With the value of programming to articulate knowledge that was previously tacit, incompletely formed, or latent established, it is possible to shift focus to the creative potential of coding a tool that already exists. The next step is to consider the new opportunities afforded to given access to the code of a programmed tool.
Exercise 3.2 Misuse a Common Digital Tool
Make a work of art with your code by continuing to change and evolve it. Embrace the surprising results that may emerge as you treat your code not as tool to perform a single function but a medium to explore new possibilities. What may have been considered a flaw during the first part of the exercise now may be prized as a generator of a new kind of line, form, shape, or space. Furthermore, explore the productive misuse to the code. Can the code be modified to expand the set of possible inputs beyond what would’ve made sense within the narrower scope of possibilities when interpreted as a mere tool?

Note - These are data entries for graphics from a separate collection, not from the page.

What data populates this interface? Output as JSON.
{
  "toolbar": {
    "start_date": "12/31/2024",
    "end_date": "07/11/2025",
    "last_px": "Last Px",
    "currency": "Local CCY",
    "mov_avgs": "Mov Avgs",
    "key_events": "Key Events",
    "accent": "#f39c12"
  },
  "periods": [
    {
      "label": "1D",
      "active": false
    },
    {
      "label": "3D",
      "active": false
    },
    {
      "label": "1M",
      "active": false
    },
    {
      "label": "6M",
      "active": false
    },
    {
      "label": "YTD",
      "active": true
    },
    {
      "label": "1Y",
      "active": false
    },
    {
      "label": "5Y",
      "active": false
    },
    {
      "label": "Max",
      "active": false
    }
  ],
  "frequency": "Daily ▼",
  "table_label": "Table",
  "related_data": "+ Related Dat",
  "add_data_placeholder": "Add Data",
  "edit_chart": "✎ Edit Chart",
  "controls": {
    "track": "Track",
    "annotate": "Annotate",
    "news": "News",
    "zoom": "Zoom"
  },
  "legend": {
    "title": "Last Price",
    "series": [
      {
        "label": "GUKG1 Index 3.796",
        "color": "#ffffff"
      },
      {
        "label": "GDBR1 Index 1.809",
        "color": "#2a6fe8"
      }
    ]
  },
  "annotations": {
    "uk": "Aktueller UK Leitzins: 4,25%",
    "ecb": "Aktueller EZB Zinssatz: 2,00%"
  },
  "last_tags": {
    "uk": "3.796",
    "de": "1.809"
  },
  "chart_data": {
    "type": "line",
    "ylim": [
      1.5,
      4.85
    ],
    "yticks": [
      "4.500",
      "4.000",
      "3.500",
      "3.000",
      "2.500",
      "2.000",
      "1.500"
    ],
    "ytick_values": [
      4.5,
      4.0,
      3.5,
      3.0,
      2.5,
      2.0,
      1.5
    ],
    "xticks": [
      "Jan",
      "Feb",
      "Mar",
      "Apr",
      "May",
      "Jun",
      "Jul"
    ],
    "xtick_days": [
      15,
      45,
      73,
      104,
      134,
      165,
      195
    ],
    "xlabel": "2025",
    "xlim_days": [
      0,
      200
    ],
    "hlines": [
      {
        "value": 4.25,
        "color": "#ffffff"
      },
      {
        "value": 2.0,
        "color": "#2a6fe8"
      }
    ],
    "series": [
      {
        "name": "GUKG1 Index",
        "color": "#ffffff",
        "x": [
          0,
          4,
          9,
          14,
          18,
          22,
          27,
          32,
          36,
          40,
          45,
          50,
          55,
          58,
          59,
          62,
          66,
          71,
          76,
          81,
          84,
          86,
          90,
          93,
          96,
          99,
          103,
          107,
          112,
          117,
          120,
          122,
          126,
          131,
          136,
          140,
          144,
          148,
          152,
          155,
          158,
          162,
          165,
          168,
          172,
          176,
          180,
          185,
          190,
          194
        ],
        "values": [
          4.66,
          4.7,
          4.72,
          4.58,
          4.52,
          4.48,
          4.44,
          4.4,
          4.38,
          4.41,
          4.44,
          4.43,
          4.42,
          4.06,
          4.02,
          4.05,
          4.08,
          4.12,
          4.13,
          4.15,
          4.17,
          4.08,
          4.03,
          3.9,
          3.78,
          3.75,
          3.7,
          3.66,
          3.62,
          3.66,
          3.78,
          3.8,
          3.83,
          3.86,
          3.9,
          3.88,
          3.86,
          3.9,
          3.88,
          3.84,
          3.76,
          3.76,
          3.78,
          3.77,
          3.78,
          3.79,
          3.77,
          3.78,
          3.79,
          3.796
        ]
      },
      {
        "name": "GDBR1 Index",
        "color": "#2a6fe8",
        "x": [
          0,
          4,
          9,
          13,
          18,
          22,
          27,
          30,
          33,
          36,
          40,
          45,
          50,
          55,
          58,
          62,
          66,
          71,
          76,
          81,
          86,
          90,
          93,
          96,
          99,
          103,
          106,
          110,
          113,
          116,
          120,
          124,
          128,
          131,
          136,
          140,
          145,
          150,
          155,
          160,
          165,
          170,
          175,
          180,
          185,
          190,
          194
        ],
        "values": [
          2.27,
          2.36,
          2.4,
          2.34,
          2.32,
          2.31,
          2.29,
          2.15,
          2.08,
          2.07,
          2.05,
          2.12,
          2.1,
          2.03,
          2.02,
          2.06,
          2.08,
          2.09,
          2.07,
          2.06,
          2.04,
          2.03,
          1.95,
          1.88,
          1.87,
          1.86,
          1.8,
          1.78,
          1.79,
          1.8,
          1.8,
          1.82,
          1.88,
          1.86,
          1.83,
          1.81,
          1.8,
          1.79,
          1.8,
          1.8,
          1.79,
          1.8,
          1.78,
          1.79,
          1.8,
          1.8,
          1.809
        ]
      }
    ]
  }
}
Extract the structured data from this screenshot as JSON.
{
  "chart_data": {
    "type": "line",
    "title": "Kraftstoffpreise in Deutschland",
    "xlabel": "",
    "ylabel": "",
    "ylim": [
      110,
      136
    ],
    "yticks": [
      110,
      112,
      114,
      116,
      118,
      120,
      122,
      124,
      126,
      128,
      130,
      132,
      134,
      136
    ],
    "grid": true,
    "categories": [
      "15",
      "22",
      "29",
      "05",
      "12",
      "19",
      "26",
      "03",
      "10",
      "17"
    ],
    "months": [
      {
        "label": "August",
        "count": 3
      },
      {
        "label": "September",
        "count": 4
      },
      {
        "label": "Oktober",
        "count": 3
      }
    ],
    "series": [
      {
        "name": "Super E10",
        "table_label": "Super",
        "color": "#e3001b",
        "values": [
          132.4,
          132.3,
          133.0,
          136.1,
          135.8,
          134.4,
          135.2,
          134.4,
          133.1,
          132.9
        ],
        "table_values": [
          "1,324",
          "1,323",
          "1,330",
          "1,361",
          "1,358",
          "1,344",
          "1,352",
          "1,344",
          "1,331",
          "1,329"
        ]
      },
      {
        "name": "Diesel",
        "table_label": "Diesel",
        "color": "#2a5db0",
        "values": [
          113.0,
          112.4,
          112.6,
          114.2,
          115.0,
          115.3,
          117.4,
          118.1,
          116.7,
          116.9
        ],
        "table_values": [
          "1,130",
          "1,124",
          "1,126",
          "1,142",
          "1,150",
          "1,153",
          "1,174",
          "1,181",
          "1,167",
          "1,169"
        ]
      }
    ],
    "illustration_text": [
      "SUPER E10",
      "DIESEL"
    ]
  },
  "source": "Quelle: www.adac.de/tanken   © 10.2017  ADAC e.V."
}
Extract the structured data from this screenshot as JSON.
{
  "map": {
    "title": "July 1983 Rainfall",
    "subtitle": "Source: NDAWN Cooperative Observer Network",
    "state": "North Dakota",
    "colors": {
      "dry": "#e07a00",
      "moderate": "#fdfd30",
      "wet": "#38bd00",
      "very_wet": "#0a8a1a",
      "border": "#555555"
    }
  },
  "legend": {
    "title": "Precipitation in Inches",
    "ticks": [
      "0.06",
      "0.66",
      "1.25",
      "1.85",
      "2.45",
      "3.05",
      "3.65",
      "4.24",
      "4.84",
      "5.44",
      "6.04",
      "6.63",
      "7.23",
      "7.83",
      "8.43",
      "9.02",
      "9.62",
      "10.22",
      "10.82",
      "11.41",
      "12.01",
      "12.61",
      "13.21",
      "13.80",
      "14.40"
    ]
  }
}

Depth is Inherently Difficult
Exercise 4.1 Automatic Drawing
Make what Psychologist David Maclagan would call an “automatic drawing.”5 Repeat until the perception of depth is unavoidable. If a class or a group is available, hold a group critique of automatic drawings in which depth is the only topic of discussion.
In chapter one, multiple anti-definitions of drawing were explored and drawing was considered not in terms of what it could be, but what it can’t do. Considering why we draw is a similar pursuit. The positive reasons are vast and varied, but they often reduce to a consistent pattern: drawing is helpful because depth is difficult. Depth in drawing, on a practical level, is minute. Drawing media is inconsequentially thin. The paper of this book is about .0004 inches thick, and the thickness of the original paper of the drawings reproduced in this book is about the same. A drawing with around one million line segments is still around .0004 inches thick, with no measurable change in thickness from before to after the drawing process is complete. Any real thickness is a matter of perception. Depth perception is a matter well-studied6 and in all 2-D image-based representation, various “depth cues” trigger our natural perception of space “in” an image. But in contrast to the advances in digital imaging, where the relatively low resolution pixel-based images advanced to become super-small in so called “retina displays” and virtual reality headsets that undermine the presence of the screen-as-distant-object in favor of an immersive experience, the drawing object reminds the viewer that it is there and it is flat. Depth can be implied, and our perception of depth can be triggered, but depth is in a constant, but productive, battle with flat reality. This may explain (along with the fact that, as Bruno Latour and Albena Yaneva explain,7 a building is always moving, and the key representational challenge lies not in the modeling of the form, but in modeling the multi-dimensional space of building parameters) why various “draw in space” technologies have never matured beyond the stage of demonstrative novelty. Though counter to what we often value about technology, when drawing, often what is most productive is unintuitive, seamful,8 and difficult.